We calculate the Gini of each feature’s subcategory as follows:
\(Gini(subcategory) = 1 - \sum_{i=1}^{n} p(subcategory \mid Class_i)^2\),
What we’re doing is we’re calculating the sum of the probabilities of an instance belonging to a specific subcategory, given that it belongs to each Target class, $Class_i$.
For example, for Feature 1 we have two subcategories A and B. Thus, we’d calculate the gini impurity for both subcategories as follows:
\[Gini(A) = 1 - (p(\text(A | Class 1))^2 + p(\text(A | Class 2)))^2\] \[Gini(B) = 1 - (p(\text(B | Class 1))^2 + p(\text(B | Class 2)))^2\]We’d do the same for Feature 2.

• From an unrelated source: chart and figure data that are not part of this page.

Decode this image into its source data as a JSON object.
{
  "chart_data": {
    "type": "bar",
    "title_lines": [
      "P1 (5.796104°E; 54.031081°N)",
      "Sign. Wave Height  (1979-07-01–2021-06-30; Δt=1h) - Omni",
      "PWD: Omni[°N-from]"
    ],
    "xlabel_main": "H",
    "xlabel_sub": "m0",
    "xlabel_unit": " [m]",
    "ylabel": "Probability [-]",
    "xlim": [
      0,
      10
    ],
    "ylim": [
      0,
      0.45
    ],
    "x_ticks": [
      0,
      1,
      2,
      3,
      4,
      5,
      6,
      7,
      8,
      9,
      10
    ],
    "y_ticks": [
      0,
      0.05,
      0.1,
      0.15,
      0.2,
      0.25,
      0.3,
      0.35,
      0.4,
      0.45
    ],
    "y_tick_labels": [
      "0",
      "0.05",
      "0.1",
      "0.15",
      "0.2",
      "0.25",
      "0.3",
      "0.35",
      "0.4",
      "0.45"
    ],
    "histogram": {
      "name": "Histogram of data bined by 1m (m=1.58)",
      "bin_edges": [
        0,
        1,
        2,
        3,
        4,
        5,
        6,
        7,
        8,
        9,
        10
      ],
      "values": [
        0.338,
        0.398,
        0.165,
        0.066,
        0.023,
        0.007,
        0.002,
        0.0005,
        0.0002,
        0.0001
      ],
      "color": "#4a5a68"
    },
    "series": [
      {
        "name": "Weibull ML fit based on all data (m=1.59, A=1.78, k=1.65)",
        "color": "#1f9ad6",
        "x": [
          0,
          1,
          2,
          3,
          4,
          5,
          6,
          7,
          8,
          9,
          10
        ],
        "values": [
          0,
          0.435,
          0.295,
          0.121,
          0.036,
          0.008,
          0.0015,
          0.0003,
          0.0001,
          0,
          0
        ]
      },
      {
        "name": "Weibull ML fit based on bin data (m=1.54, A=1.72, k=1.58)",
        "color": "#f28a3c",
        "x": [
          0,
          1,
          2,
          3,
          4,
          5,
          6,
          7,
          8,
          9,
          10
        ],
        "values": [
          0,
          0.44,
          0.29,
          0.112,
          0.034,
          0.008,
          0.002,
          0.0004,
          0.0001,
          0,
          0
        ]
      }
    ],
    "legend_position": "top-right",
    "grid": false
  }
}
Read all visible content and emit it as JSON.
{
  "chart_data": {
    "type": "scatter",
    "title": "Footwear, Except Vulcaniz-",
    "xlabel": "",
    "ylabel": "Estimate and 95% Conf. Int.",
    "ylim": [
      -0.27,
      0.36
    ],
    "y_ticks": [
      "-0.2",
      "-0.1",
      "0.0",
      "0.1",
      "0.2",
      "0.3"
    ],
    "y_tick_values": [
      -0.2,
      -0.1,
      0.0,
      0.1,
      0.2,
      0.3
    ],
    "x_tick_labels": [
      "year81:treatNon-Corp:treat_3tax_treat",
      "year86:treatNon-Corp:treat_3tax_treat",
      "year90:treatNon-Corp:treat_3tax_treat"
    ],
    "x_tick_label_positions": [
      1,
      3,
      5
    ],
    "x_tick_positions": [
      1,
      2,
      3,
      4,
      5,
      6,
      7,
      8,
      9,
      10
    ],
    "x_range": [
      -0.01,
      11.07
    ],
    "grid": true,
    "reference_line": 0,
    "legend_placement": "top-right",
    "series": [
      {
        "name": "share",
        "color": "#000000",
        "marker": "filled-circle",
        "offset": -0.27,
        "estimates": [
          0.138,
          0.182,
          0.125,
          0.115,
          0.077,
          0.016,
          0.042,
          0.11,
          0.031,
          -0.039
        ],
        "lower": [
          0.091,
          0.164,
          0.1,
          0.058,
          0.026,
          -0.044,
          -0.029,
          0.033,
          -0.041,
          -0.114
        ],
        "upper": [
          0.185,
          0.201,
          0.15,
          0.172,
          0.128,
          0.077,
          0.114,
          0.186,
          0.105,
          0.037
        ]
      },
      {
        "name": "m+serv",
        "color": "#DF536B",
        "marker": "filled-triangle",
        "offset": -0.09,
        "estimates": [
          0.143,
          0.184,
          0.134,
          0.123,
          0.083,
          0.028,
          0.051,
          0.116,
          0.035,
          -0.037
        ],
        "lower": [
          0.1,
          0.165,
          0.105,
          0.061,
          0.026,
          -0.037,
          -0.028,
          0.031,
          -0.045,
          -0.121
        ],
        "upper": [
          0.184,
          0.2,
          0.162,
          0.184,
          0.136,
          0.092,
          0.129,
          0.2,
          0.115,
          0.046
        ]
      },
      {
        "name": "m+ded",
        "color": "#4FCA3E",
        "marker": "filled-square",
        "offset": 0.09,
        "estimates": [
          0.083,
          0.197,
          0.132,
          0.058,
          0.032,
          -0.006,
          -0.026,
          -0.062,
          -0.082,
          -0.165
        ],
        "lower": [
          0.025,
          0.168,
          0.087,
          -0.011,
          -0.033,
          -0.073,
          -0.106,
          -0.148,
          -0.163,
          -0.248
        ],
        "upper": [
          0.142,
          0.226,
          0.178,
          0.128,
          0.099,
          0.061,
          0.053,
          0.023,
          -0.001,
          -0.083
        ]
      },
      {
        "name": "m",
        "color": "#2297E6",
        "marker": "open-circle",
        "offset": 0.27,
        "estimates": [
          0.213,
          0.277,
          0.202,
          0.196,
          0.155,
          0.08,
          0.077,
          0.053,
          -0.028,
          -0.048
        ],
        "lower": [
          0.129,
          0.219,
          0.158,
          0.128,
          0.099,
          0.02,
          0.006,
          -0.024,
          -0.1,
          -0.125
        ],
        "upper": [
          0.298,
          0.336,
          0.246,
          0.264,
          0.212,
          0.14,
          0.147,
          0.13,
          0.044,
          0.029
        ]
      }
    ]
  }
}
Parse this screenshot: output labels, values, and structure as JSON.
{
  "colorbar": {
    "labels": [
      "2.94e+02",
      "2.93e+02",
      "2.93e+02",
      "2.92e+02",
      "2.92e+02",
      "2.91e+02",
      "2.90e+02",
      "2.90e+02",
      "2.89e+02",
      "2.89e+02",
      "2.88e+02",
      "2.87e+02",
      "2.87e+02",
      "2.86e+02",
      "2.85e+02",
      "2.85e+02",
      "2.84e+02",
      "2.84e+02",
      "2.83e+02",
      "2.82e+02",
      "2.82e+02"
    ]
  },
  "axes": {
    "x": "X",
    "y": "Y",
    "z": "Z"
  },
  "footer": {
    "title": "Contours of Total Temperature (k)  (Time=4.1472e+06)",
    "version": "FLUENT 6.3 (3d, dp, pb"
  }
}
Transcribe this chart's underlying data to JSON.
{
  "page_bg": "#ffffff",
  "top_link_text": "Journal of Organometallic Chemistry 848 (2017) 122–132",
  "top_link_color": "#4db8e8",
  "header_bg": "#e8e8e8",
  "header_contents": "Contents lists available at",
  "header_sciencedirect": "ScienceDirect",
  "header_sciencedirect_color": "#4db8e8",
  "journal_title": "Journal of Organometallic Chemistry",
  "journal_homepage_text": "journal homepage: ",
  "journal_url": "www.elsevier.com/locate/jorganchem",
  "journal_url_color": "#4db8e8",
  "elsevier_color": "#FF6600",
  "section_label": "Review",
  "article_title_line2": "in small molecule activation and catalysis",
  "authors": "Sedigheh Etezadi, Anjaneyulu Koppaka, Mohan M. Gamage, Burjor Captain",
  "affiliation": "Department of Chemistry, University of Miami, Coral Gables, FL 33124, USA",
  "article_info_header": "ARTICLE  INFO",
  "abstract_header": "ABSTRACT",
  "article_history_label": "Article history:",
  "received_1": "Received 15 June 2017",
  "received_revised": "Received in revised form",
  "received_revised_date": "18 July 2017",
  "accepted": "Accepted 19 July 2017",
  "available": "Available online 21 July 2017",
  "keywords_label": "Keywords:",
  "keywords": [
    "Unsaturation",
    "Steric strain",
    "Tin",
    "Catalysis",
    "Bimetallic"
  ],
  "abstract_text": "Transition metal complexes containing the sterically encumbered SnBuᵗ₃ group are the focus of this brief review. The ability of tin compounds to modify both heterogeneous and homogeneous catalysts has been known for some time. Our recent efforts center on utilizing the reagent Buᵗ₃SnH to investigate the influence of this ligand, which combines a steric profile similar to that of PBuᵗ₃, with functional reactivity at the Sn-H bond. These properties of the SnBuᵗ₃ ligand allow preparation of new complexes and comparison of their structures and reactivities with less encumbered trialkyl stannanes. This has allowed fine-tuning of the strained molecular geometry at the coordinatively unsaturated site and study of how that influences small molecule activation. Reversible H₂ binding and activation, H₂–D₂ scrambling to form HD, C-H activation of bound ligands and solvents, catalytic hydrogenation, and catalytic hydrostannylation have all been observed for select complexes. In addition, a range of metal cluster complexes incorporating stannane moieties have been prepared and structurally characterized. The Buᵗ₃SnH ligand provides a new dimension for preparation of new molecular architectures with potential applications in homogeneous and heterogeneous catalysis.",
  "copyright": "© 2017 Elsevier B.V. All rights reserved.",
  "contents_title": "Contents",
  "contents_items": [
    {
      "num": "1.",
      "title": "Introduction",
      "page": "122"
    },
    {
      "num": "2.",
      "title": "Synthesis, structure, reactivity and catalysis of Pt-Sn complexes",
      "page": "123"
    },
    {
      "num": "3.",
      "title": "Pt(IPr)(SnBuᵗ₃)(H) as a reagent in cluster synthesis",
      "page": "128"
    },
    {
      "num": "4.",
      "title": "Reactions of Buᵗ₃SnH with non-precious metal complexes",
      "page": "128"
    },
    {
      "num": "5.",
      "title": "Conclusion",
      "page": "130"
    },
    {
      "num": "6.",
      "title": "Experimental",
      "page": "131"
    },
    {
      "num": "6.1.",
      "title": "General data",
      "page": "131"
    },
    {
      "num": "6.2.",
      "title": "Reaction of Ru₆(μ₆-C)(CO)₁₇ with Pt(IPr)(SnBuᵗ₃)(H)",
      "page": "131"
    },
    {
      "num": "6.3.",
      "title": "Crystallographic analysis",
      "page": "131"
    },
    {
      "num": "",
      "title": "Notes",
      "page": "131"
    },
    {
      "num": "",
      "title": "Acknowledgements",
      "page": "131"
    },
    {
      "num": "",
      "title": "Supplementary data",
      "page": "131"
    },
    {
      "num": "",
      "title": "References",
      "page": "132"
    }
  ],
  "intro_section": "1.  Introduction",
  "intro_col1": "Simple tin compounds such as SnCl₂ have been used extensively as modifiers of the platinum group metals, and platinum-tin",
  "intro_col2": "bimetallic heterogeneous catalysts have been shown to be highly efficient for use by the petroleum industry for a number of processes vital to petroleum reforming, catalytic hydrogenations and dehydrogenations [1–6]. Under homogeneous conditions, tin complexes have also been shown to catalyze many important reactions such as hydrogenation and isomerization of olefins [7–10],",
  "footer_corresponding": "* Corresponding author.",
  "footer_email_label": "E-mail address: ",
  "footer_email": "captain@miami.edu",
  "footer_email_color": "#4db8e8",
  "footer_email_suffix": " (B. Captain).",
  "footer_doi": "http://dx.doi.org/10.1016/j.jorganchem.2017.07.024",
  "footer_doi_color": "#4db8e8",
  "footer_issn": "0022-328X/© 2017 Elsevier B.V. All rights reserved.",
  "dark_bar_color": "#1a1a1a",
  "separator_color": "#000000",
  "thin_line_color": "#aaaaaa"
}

2. Calculate the weighted Gini impurity for each feature:
The weighted gini is a combination of the Gini impurities of the subcategories in each Feature . In other words, it’s a combination of the gini impurities of the left branch and the gini of the right branch of the decision tree. It involves multiplying of the probability of each Feature with the gini of the feature and is calculated as follows:
\[G_{\text{weighted}} = \frac{N_{\text{left}}}{N_{\text{total}}} G_{\text{left}} + \frac{N_{\text{right}}}{N_{\text{total}}} G_{\text{right}}\]When splitting a feature, each subcategory in that feature corresponds to a branch in the decision tree. For example, in the below decision tree, Feature 1 has branches, A and B, which correspond to subcategories A and B.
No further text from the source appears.